The road now crossed a low hill, which was the signal for more trouble. The team started bravely up the incline, but soon stopped and then balked and all urging with whip and voice failed to make any impression. After several ineffectual attempts to proceed it was decided not to waste any more time in futile efforts. The horses were unhitched and the wagon partly unloaded, when all hands by a united pull and push succeeded in getting the wagon up the hill. After reloading no difficulty was experienced in making a fresh start on a down grade, but a little farther on a second and larger hill was encountered, when the failure to scale its summit was even greater than the first. No amount of coaxing or urging budged the horses an inch. They simply were stubborn and would not pull.

Night was approaching and camp was yet some distance ahead. The driver suggested that the best thing to do under the circumstances was for the rest of us to take the led horses and ride on to camp, while he would remain with the wagon and, if necessary, camp out all night. We reluctantly took his advice, mounted our horses and finished our journey in the twilight. Aaron, who was housekeeper at the ranch, gave us a hearty welcome and invited us to sit down to a bountiful supper which he had prepared in anticipation of our coming. Feeling weary after our ride we retired early and were soon sound asleep. The only thing that disturbed our slumbers during the night was a coyote concert which, as a "concord of sweet sounds was a dismal failure" but as a medley of discordant sounds was a decided success. The bark of the coyote is particularly shrill and sharp and a single coyote when in full cry sounds like a chorus of howling curs.

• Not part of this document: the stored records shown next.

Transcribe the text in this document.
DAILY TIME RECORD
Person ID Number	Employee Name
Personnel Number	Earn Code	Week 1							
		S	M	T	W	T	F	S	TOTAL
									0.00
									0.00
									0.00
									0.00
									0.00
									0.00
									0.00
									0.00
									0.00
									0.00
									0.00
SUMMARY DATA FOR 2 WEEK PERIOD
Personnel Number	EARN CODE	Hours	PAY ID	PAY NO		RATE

We were all up and out early the next morning to witness the birth of a new day. The sunrise was glorious, and bright colors in many hues flashed across the sky. The valley echoed with the cheerful notes of the mocking bird and the soft air was filled with the fragrance of wild flowers. The scene was grandly inspiring and sent a thrill of pleasure through every nerve.

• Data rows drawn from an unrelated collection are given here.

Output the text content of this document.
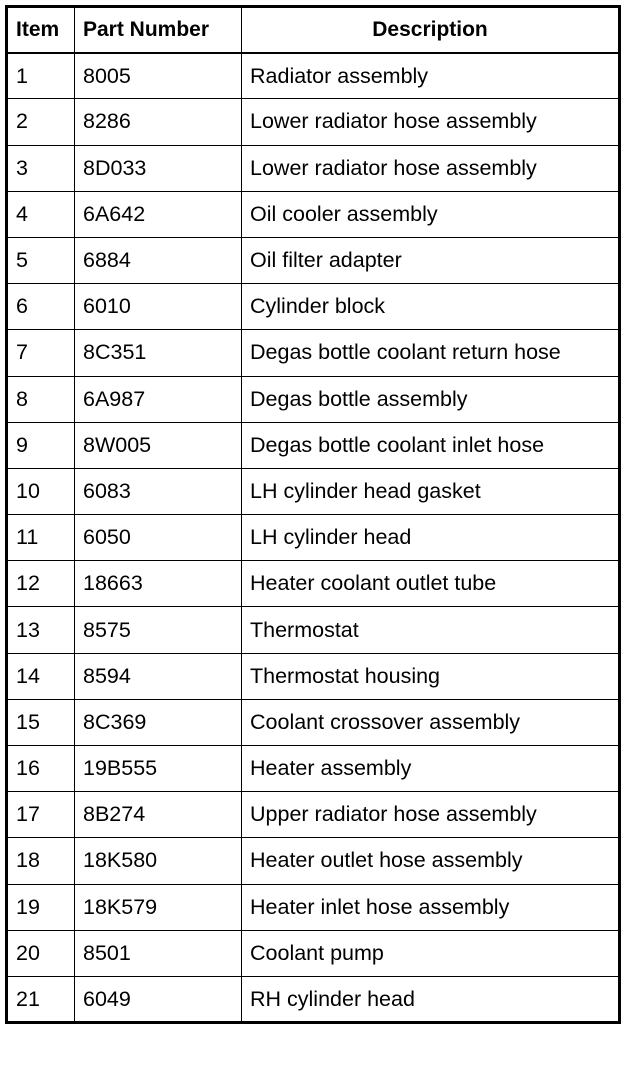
Item	Part Number	Description
1	8005	Radiator assembly
2	8286	Lower radiator hose assembly
3	8D033	Lower radiator hose assembly
4	6A642	Oil cooler assembly
5	6884	Oil filter adapter
6	6010	Cylinder block
7	8C351	Degas bottle coolant return hose
8	6A987	Degas bottle assembly
9	8W005	Degas bottle coolant inlet hose
10	6083	LH cylinder head gasket
11	6050	LH cylinder head
12	18663	Heater coolant outlet tube
13	8575	Thermostat
14	8594	Thermostat housing
15	8C369	Coolant crossover assembly
16	19B555	Heater assembly
17	8B274	Upper radiator hose assembly
18	18K580	Heater outlet hose assembly
19	18K579	Heater inlet hose assembly
20	8501	Coolant pump
21	6049	RH cylinder head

While thus absorbed by the beauties of nature we heard an halloo, and looking down the road in the direction of the driver's bivouac we saw him coming swinging his hat in the air and driving at a rapid pace that soon brought him to the ranch house. In answer to our inquiries as to how he had spent the night he reported that the horses stood quietly in their tracks all night long, while he slept comfortably in the wagon. In the morning the horses started without undue urging as if tired of inaction and glad to go in the direction of provender. They were completely broken by their fast and after that gave no further trouble.

After a stay of four weeks, learning something of the ways of ranch life and experiencing not a few exciting adventures, I returned home feeling well pleased with my first trip to the ranch.